Ik weet niet of dit lijkt op een film omdat hier een film wordt nagespeeld, of omdat films op situaties als deze worden gebaseerd. Het zou een romantische komedie kunnen zijn, wel een intelligente natuurlijk, waarin het hele leven aan bod komt rond een gedekte tafel. De drie vrouwen ambitieus en geëmancipeerd, de twee mannen – beste vrienden – feministisch en attent, de kleine jongens boven diep in slaap. Ik zou hier de vreemdeling kunnen spelen, in een iets duisterder genre de indringer, die de verhoudingen op scherp stelt en zelf een geheim met zich meedraagt. Ja, het zou kunnen uitdraaien op een heel broeierig tafereel. De bloemkool/hersenpan wordt aangesneden met een vlijmscherp mes. De ijsblokjes tinkelen luid in de tumblers. De vreemdeling vraagt zich af wat haar geheim zou kunnen zijn.
In het oude Griekenland en Rome werden vrouwen geweerd uit het openbare en intellectuele leven. Als er vrouwen aanwezig waren in de publieke ruimte waren het prostituees of overzeese gezelschapsdames. Bij de Etrusken daarentegen waren man en vrouw vermoedelijk gelijkwaardig. Op een beroemde sarcofaag uit de necropool van Cerveteri, zo’n zesentwintighonderd jaar oud, staat een gebeeldhouwd echtpaar dat aanligt voor een symposium. Die vrouw mocht gewoon meepraten en druiven eten, en waarschijnlijk kon ze lezen en schrijven.
In de vierde eeuw voor Christus beschreef de Griekse historicus Theopompus, onder andere bekend om zijn vele verzinsels, dat de Etrusken hun kinderen opvoeden zonder te weten wie hun vaders zijn. ‘De kinderen’, schreef hij verder, ‘leven zoals hun ouders, vaak zijn ze aanwezig bij drankfestijnen en hebben ze seksueel contact met allerlei vrouwen.’
Wie is erger, vraagt de gastheer, Bill Cosby of Harvey Weinstein?
Na het eten drinken we nog meer wijn en whisky.
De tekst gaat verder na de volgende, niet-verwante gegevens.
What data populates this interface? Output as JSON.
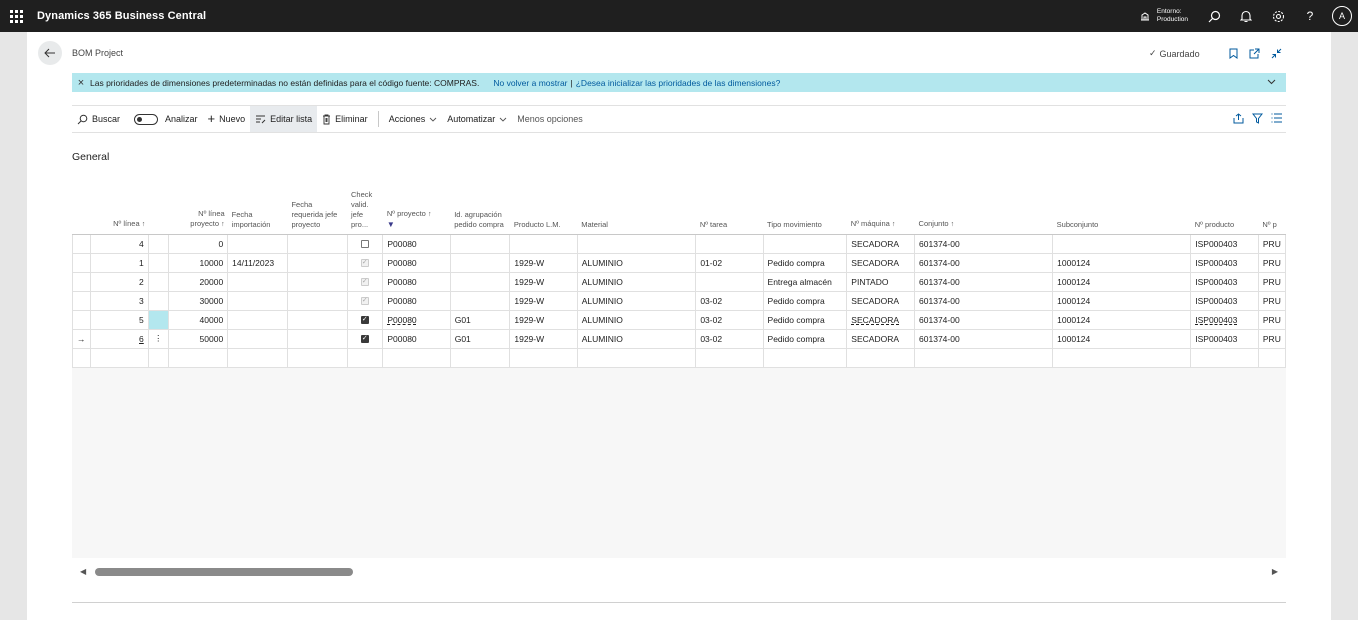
{
  "topbar": {
    "app_title": "Dynamics 365 Business Central",
    "env_line1": "Entorno:",
    "env_line2": "Production",
    "avatar_letter": "A",
    "icons": [
      "waffle-icon",
      "environment-icon",
      "search-icon",
      "bell-icon",
      "gear-icon",
      "help-icon"
    ]
  },
  "page": {
    "title": "BOM Project",
    "saved_label": "Guardado"
  },
  "notification": {
    "message": "Las prioridades de dimensiones predeterminadas no están definidas para el código fuente: COMPRAS.",
    "link1": "No volver a mostrar",
    "separator": "|",
    "link2": "¿Desea inicializar las prioridades de las dimensiones?"
  },
  "actions": {
    "search": "Buscar",
    "analyze": "Analizar",
    "new": "Nuevo",
    "edit_list": "Editar lista",
    "delete": "Eliminar",
    "actions": "Acciones",
    "automate": "Automatizar",
    "fewer_options": "Menos opciones"
  },
  "section": {
    "title": "General"
  },
  "grid": {
    "headers": {
      "line_no": "Nº línea",
      "project_line_no": "Nº línea proyecto",
      "import_date": "Fecha importación",
      "required_date": "Fecha requerida jefe proyecto",
      "check_valid": "Check valid. jefe pro...",
      "project_no": "Nº proyecto",
      "purchase_group": "Id. agrupación pedido compra",
      "product_lm": "Producto L.M.",
      "material": "Material",
      "task_no": "Nº tarea",
      "movement_type": "Tipo movimiento",
      "machine_no": "Nº máquina",
      "assembly": "Conjunto",
      "subassembly": "Subconjunto",
      "product_no": "Nº producto",
      "next_col": "Nº p"
    },
    "rows": [
      {
        "line_no": "4",
        "project_line_no": "0",
        "import_date": "",
        "check": "empty",
        "project_no": "P00080",
        "purchase_group": "",
        "product_lm": "",
        "material": "",
        "task_no": "",
        "movement_type": "",
        "machine_no": "SECADORA",
        "assembly": "601374-00",
        "subassembly": "",
        "product_no": "ISP000403",
        "next_col": "PRU"
      },
      {
        "line_no": "1",
        "project_line_no": "10000",
        "import_date": "14/11/2023",
        "check": "disabled",
        "project_no": "P00080",
        "purchase_group": "",
        "product_lm": "1929-W",
        "material": "ALUMINIO",
        "task_no": "01-02",
        "movement_type": "Pedido compra",
        "machine_no": "SECADORA",
        "assembly": "601374-00",
        "subassembly": "1000124",
        "product_no": "ISP000403",
        "next_col": "PRU"
      },
      {
        "line_no": "2",
        "project_line_no": "20000",
        "import_date": "",
        "check": "disabled",
        "project_no": "P00080",
        "purchase_group": "",
        "product_lm": "1929-W",
        "material": "ALUMINIO",
        "task_no": "",
        "movement_type": "Entrega almacén",
        "machine_no": "PINTADO",
        "assembly": "601374-00",
        "subassembly": "1000124",
        "product_no": "ISP000403",
        "next_col": "PRU"
      },
      {
        "line_no": "3",
        "project_line_no": "30000",
        "import_date": "",
        "check": "disabled",
        "project_no": "P00080",
        "purchase_group": "",
        "product_lm": "1929-W",
        "material": "ALUMINIO",
        "task_no": "03-02",
        "movement_type": "Pedido compra",
        "machine_no": "SECADORA",
        "assembly": "601374-00",
        "subassembly": "1000124",
        "product_no": "ISP000403",
        "next_col": "PRU"
      },
      {
        "line_no": "5",
        "project_line_no": "40000",
        "import_date": "",
        "check": "checked",
        "project_no": "P00080",
        "purchase_group": "G01",
        "product_lm": "1929-W",
        "material": "ALUMINIO",
        "task_no": "03-02",
        "movement_type": "Pedido compra",
        "machine_no": "SECADORA",
        "assembly": "601374-00",
        "subassembly": "1000124",
        "product_no": "ISP000403",
        "next_col": "PRU"
      },
      {
        "line_no": "6",
        "project_line_no": "50000",
        "import_date": "",
        "check": "checked",
        "project_no": "P00080",
        "purchase_group": "G01",
        "product_lm": "1929-W",
        "material": "ALUMINIO",
        "task_no": "03-02",
        "movement_type": "Pedido compra",
        "machine_no": "SECADORA",
        "assembly": "601374-00",
        "subassembly": "1000124",
        "product_no": "ISP000403",
        "next_col": "PRU"
      }
    ],
    "current_row_marker": "→",
    "row_menu_icon": "⋮"
  },
  "colors": {
    "topbar": "#1f1f1f",
    "notification": "#b3e7ee",
    "link": "#005a9e",
    "selected_cell": "#b3e7ee"
  }
}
De landschapsarchitecte en de beste vriend liggen allebei in een scheiding. Van op afstand maken hun exen hen het leven zuur. De ex van de een zorgt nauwelijks meer voor de kinderen, die van de ander eist volledige voogdij. De gastvrouw leest een boek van de populaire psychotherapeut Esther Perel, Mating in Captivity. Het gaat over de moeizame verbintenis van huiselijkheid en seksueel verlangen in langdurige monogame relaties. Haar echtgenoot vertelt over de stadia die de Chinezen aanbrengen in het leven. Tegen de tijd dat je zestig bent, glijdt alles van je af. Je maakt je niet meer druk om zaken die eerder al je energie opslokten. Dat lijkt me deprimerend, zeg ik, maar de twee verse divorcees denken er anders over.
Honey, zegt de gastvrouw tegen haar echtgenoot, als je nu niet stopt met drinken, hoef je straks niet naast me te komen liggen met je gesnurk. Misschien is mijn geheim dat ik simpelweg een verrader ben, alles wat binnenskamers gebeurt, wordt door mij zonder pardon de publieke ruimte in gesmeten. Indringers laten zich zelden met lege handen buiten zetten.